I regularly do web development with the host localhost. Running a simple HTTP server to service my site. Recently I came across a problem where some of the newer web APIs (such as DeviceMotionEvent) do not work unless the site is served via SSL. So I went about setting up a local SSL server, and certificate.
Many of the instructions out there create a self-signed certificate, that you install to be trusted locally. I wanted my development server to be accessible from other devices on my network, and I didn’t want the hassle of installing this self-signed cert. Instead I wanted a SSL certificate that uses a real/trusted CA.
Enter Let’s Encrypt, a free service to provide SSL certificates, providing you can prove you own the domain. To go about this, I did the following on my macbook:
Install Certbot (to generate the cert)
brew install certbot
There are a few ways to prove you own a domain, the HTTP based ones require a public web server. Since my development server is only on my local network, I’m going to use a DNS based proof. Since I use Cloudflare for my DNS, I’ll be using their plugin.

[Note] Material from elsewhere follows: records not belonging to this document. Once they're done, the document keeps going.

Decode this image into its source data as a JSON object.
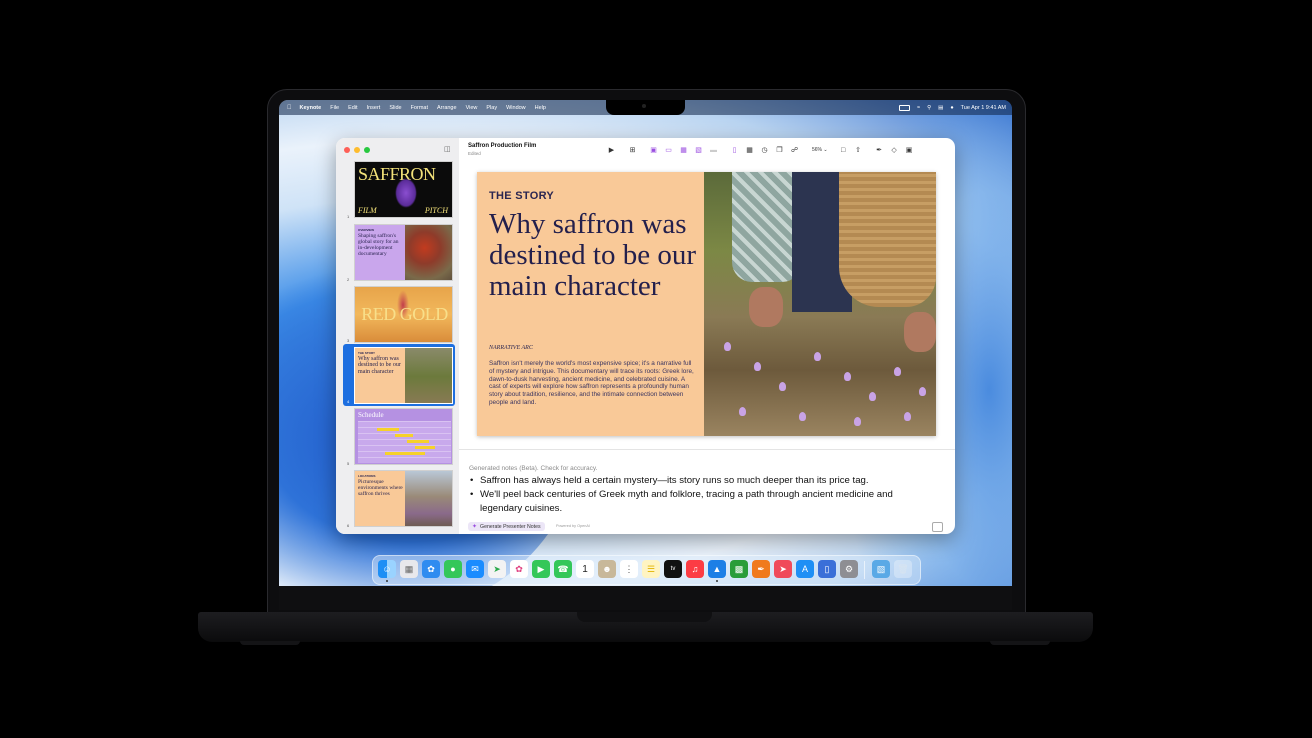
{
  "menubar": {
    "app": "Keynote",
    "items": [
      "File",
      "Edit",
      "Insert",
      "Slide",
      "Format",
      "Arrange",
      "View",
      "Play",
      "Window",
      "Help"
    ],
    "clock": "Tue Apr 1  9:41 AM"
  },
  "document": {
    "title": "Saffron Production Film",
    "status": "Edited",
    "zoom": "56%"
  },
  "thumbnails": [
    {
      "num": "1",
      "title": "SAFFRON",
      "sub_left": "FILM",
      "sub_right": "PITCH"
    },
    {
      "num": "2",
      "kicker": "OVERVIEW",
      "title": "Shaping saffron's global story for an in-development documentary"
    },
    {
      "num": "3",
      "title": "RED GOLD"
    },
    {
      "num": "4",
      "kicker": "THE STORY",
      "title": "Why saffron was destined to be our main character"
    },
    {
      "num": "5",
      "title": "Schedule"
    },
    {
      "num": "6",
      "kicker": "LOCATIONS",
      "title": "Picturesque environments where saffron thrives"
    }
  ],
  "slide": {
    "kicker": "THE STORY",
    "headline": "Why saffron was destined to be our main character",
    "arc_label": "NARRATIVE ARC",
    "body": "Saffron isn't merely the world's most expensive spice; it's a narrative full of mystery and intrigue. This documentary will trace its roots: Greek lore, dawn-to-dusk harvesting, ancient medicine, and celebrated cuisine. A cast of experts will explore how saffron represents a profoundly human story about tradition, resilience, and the intimate connection between people and land."
  },
  "notes": {
    "header": "Generated notes (Beta). Check for accuracy.",
    "bullets": [
      "Saffron has always held a certain mystery—its story runs so much deeper than its price tag.",
      "We'll peel back centuries of Greek myth and folklore, tracing a path through ancient medicine and legendary cuisines."
    ],
    "button": "Generate Presenter Notes",
    "powered": "Powered by OpenAI"
  },
  "dock": {
    "calendar_day": "1",
    "tv_label": "tv"
  }
}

pip3 install certbot-dns-cloudflare
Setup the domain (local.bramp.net)
I use cloudflare to host the DNS for my domain, so I setup a new domain, local.bramp.net, that points to an internal IP address (192.168.0.123). This domain won’t actually be used via the Internet, but will happily work for any devices on my local network.

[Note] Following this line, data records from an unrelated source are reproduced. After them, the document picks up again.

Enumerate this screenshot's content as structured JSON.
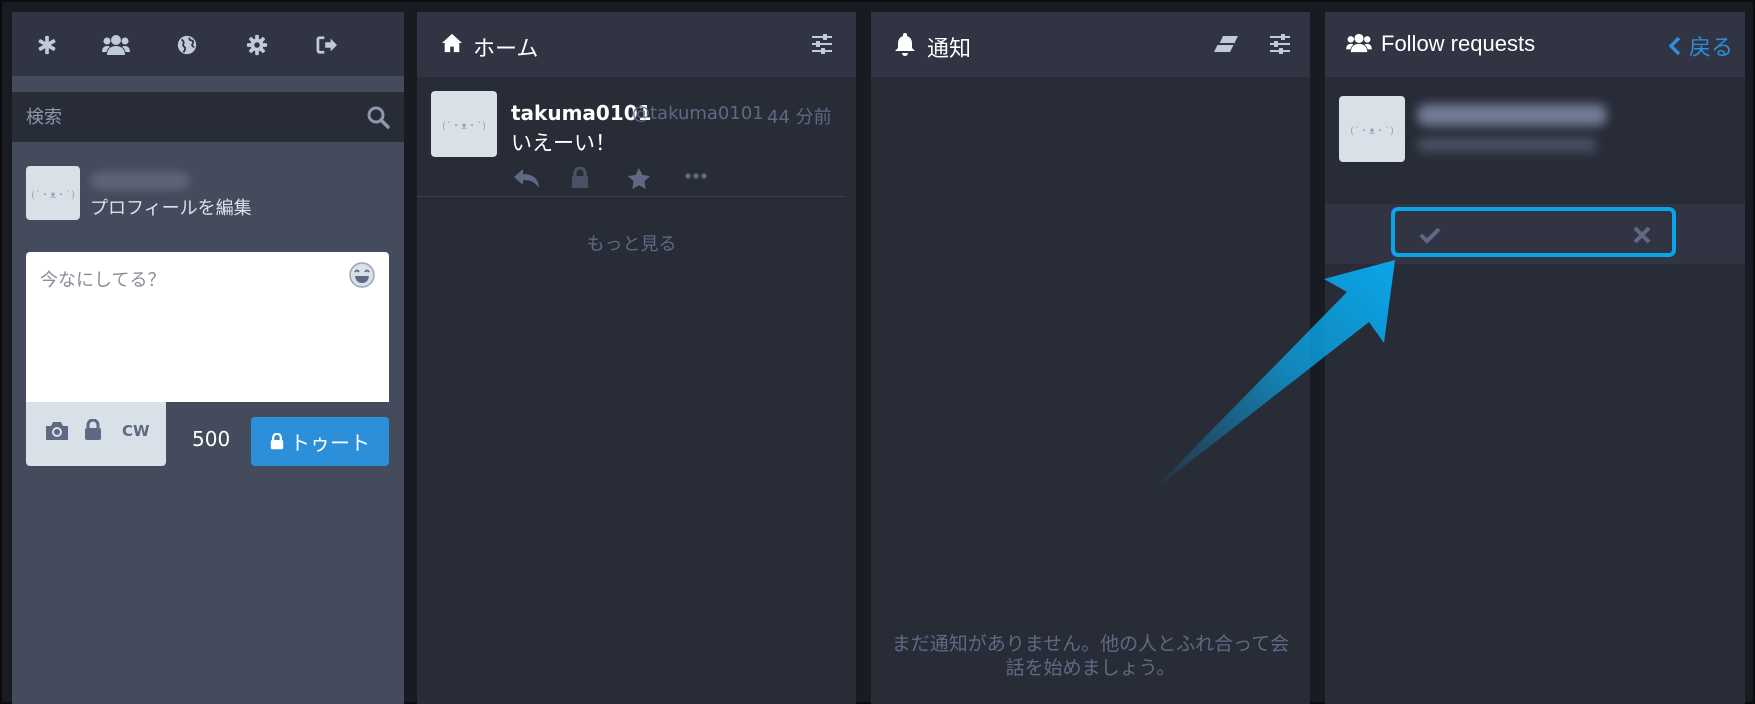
{
  "nav": {
    "items": [
      {
        "icon": "asterisk-icon"
      },
      {
        "icon": "users-icon"
      },
      {
        "icon": "globe-icon"
      },
      {
        "icon": "gear-icon"
      },
      {
        "icon": "sign-out-icon"
      }
    ]
  },
  "search": {
    "placeholder": "検索"
  },
  "profile": {
    "edit_label": "プロフィールを編集",
    "avatar_face": "(´・ᴥ・`)"
  },
  "compose": {
    "placeholder": "今なにしてる？",
    "char_count": "500",
    "toot_label": "トゥート",
    "cw_label": "CW"
  },
  "home": {
    "title": "ホーム",
    "status": {
      "display_name": "takuma0101",
      "acct": "@takuma0101",
      "time": "44 分前",
      "content": "いえーい！"
    },
    "load_more": "もっと見る"
  },
  "notifications": {
    "title": "通知",
    "empty_message": "まだ通知がありません。他の人とふれ合って会話を始めましょう。"
  },
  "follow_requests": {
    "title": "Follow requests",
    "back_label": "戻る"
  },
  "colors": {
    "accent": "#2b90d9",
    "highlight": "#0aa5e8",
    "column_bg": "#282c37",
    "header_bg": "#313543"
  }
}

Setup DNS record for local.bramp.net
You’ll also need a API key from Cloudflare. They allow you to scope the key to only access this test domain. For example:
Create a API token
That will give you a token, that is a long string of letters and numbers.
Configure Certbot
# Create a place to store your secrets, that only you can access
mkdir ~/.secrets
cat <<EOF > ~/.secrets/cloudflare.ini
dns_cloudflare_api_token = **your_key**
EOF
chmod 0700 ~/.secrets/
chmod 0400 ~/.secrets/cloudflare.ini
Generate the Certificate
certbot certonly \
--config-dir ~/.secrets/ \
--work-dir ~/.secrets/ \
--logs-dir ~/.secrets/ \
--dns-cloudflare \
--dns-cloudflare-credentials ~/.secrets/cloudflare.ini \
-d local.bramp.net
and voila:
- Congratulations! Your certificate and chain have been saved at:
/Users/bramp/.secrets/live/local.bramp.net/fullchain.pem
Your key file has been saved at:
/Users/bramp/.secrets/live/local.bramp.net/privkey.pem
The privkey.pem is important to keep secret. Normally certbot runs as root, but here we run it as your user for convenience.
If you want this to automatically renew, just run to add a renewal that occurs twice daily at a random minute after 12pm and 12am.
# List your current crontab, and append certbot renewal
(crontab -l ; echo "$(( RANDOM % 60 )) 0,12 * * * $(which certbot) renew -q --config-dir ~/.secrets/ --work-dir ~/.secrets/ --logs-dir ~/.secrets/") | crontab -
Or you can renew (all certificates) on demand with a simple:
certbot renew \
--config-dir ~/.secrets/ \
--work-dir ~/.secrets/ \
--logs-dir ~/.secrets/
Install a simple HTTPS web server
I use http-server, “a simple, zero-configuration command-line http server.”. It supports many useful features, including SSL.
brew install http-server
Running the HTTPS web server
http-server -S \
-C ~/.secrets/live/local.bramp.net/fullchain.pem \
-K ~/.secrets/live/local.bramp.net/privkey.pem
You may wish to alias this to something shorter, for example:
alias https="http-server -S \
-C ~/.secrets/live/local.bramp.net/fullchain.pem \
-K ~/.secrets/live/local.bramp.net/privkey.pem"
Now you can run https from any directory and it’ll be served over SSL.